Monday, April 2, 2007
^|^|^|^Soulful, Wistful, Listless ^|^|^|^
I was smitten. It was such a rollercoaster. The sea does things to me. And she was the mermaid beckoning me towards her. Her voice still rings in my ears. I have no idea when would I see her again. There is no rationale when there is love. Then the only reason for every alibi is to Be Together. It feels great when endorphins react and leave you unreasoningly fixated. And when it happens, it’s absolute, in totality. Bad hair, bad breathe, bad acts, bad food and booze, do not matter anymore. The only desire left is to BE there.
I presume that many of us have been ‘under the influence’ of endorphin and when we are no more ‘wise enough to be wise’. All that matters, is to render every possible way of bliss for the One. You surprise yourself again and again by reaching a point where there is a dearth of conditionality.

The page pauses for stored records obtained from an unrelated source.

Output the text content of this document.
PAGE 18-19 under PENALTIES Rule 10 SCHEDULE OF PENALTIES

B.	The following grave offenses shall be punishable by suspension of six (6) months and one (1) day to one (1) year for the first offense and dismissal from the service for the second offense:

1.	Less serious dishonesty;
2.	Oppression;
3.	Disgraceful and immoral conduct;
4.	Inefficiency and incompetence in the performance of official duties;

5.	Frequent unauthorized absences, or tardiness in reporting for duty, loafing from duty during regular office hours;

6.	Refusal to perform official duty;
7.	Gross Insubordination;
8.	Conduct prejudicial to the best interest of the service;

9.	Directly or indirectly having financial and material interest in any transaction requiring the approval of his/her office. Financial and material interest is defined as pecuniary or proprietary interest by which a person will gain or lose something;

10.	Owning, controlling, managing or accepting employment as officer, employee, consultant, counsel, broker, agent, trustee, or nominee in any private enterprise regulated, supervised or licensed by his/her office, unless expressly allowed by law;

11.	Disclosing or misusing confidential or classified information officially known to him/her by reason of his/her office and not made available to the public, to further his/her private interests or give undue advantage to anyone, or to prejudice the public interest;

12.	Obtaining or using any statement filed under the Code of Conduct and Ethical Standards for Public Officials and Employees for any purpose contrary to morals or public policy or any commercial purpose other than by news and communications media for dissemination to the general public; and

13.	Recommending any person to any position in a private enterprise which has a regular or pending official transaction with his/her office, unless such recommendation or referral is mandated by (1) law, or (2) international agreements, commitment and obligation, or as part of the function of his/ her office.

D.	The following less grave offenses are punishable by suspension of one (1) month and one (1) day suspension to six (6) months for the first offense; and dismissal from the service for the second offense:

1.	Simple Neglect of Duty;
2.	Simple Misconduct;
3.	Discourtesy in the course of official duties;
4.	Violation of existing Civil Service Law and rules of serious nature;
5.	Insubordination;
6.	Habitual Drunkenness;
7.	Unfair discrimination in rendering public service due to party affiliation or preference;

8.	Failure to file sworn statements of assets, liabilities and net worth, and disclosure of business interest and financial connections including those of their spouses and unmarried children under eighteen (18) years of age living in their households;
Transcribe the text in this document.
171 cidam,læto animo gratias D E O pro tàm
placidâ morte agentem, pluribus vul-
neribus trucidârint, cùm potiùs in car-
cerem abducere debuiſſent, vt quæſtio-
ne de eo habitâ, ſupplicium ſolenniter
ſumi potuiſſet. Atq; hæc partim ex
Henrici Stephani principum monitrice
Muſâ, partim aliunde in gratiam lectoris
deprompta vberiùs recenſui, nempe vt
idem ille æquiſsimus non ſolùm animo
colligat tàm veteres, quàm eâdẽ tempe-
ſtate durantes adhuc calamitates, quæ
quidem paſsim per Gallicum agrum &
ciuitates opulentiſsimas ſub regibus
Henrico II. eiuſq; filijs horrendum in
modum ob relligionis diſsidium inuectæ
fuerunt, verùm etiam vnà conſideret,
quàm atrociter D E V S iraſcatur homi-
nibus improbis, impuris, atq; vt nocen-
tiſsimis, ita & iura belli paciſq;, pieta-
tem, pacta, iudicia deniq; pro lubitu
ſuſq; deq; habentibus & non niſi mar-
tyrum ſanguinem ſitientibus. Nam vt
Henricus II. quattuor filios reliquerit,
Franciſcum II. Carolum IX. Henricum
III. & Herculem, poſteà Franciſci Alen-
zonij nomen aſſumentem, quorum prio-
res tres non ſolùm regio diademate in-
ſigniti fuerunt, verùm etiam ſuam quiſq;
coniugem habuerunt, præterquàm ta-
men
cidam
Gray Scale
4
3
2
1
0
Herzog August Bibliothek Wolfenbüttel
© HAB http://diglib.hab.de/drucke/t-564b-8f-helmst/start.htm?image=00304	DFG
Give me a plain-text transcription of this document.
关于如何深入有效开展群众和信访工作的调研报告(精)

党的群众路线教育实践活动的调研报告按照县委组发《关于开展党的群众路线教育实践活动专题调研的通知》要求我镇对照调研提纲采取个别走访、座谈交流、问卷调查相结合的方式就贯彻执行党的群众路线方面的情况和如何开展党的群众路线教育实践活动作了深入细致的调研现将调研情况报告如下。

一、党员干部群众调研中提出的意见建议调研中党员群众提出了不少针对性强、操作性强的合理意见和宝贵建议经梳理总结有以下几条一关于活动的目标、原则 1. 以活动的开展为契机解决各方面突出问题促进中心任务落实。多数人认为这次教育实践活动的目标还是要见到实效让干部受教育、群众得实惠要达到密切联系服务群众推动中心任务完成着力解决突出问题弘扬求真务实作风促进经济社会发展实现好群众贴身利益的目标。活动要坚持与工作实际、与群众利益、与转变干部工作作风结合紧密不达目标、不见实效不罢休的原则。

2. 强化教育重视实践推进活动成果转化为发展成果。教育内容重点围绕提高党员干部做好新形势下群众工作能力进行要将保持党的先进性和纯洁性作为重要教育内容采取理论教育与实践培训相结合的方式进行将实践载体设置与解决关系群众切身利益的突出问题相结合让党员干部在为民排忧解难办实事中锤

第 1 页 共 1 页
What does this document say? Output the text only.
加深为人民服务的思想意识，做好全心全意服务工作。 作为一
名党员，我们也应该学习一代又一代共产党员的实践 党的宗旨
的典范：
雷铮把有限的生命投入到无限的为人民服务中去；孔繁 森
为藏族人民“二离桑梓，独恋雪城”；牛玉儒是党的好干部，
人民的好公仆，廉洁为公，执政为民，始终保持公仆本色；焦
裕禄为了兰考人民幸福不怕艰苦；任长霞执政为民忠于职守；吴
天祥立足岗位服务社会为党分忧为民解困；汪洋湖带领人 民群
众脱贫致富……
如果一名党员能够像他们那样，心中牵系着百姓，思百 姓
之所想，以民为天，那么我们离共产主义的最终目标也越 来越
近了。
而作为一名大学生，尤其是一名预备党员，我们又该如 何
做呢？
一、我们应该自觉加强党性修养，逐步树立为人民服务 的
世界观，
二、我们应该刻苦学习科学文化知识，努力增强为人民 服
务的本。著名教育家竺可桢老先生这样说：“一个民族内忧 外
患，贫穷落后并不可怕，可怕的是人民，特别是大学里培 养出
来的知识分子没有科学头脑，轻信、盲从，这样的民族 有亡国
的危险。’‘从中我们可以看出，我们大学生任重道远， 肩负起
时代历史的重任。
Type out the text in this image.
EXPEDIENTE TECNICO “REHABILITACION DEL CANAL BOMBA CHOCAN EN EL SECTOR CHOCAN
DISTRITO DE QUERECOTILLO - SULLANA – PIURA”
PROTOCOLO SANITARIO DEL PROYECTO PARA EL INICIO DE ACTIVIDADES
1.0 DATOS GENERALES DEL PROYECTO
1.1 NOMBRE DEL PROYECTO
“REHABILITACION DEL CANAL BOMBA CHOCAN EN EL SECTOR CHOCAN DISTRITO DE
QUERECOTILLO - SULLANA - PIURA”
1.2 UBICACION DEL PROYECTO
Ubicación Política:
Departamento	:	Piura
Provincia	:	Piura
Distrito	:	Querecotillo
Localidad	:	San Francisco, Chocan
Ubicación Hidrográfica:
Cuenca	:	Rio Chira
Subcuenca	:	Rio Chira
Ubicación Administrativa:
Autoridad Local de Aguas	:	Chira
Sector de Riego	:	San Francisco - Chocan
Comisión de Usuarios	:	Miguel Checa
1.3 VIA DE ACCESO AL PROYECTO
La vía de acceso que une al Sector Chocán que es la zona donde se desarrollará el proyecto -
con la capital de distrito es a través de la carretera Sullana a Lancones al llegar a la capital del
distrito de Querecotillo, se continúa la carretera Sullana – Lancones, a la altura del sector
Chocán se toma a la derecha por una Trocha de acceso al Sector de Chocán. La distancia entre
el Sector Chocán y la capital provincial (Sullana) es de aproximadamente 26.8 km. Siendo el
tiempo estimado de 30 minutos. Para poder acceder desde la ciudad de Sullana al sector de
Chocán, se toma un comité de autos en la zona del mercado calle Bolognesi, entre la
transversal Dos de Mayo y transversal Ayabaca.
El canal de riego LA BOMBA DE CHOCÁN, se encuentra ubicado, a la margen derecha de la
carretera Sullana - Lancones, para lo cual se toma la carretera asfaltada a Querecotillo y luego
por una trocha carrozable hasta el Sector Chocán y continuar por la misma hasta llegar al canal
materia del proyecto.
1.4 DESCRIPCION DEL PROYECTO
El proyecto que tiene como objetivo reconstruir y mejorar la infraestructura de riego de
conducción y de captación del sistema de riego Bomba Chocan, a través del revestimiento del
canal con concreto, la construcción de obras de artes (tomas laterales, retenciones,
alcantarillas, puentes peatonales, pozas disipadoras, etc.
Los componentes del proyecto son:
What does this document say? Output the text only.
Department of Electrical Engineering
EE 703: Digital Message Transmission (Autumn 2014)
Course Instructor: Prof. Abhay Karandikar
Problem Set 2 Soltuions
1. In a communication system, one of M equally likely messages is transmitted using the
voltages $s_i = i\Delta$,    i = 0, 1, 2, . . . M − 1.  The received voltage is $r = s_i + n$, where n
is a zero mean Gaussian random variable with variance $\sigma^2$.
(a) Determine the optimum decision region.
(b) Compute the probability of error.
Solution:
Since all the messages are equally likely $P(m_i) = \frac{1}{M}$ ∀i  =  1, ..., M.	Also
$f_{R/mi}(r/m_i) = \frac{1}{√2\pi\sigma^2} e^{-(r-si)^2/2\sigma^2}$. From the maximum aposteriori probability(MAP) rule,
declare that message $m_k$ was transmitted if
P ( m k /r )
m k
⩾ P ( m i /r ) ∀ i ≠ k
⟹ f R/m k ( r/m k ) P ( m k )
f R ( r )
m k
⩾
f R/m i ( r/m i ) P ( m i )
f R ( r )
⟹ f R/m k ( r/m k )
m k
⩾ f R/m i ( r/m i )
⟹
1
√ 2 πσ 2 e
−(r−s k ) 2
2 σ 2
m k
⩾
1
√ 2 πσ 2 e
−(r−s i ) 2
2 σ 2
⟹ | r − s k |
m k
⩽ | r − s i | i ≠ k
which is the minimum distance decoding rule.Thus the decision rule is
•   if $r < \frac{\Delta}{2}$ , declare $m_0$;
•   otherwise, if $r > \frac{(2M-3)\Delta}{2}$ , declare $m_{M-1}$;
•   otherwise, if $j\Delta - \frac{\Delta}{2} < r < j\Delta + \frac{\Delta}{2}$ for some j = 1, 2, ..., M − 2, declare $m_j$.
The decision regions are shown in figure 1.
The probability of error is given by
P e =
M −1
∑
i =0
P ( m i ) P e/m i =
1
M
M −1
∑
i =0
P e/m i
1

You relish every moment walking hand in hand, past an unfamiliar city which succumbs to be just a backdrop. You fly from tree to tree, branch to branch, one city jaunt to the other and wish there was no tomorrow! You feel the presence of your beautiful souls floating in the ether of a shared cosiness.
When tomorrow engulfs you in its void, you either plunge in a sense of extreme loss or rise in the redemption of true love.
The more I see the less I know..
The more I like to let it go…
The present is a dream to me. These moments are precious to me more than a thousand years put together. They will leave me nurtured and cared, belonged and intoxicated. Somebody please don’t wake me ‘coz I am sleeping the sleep of angels.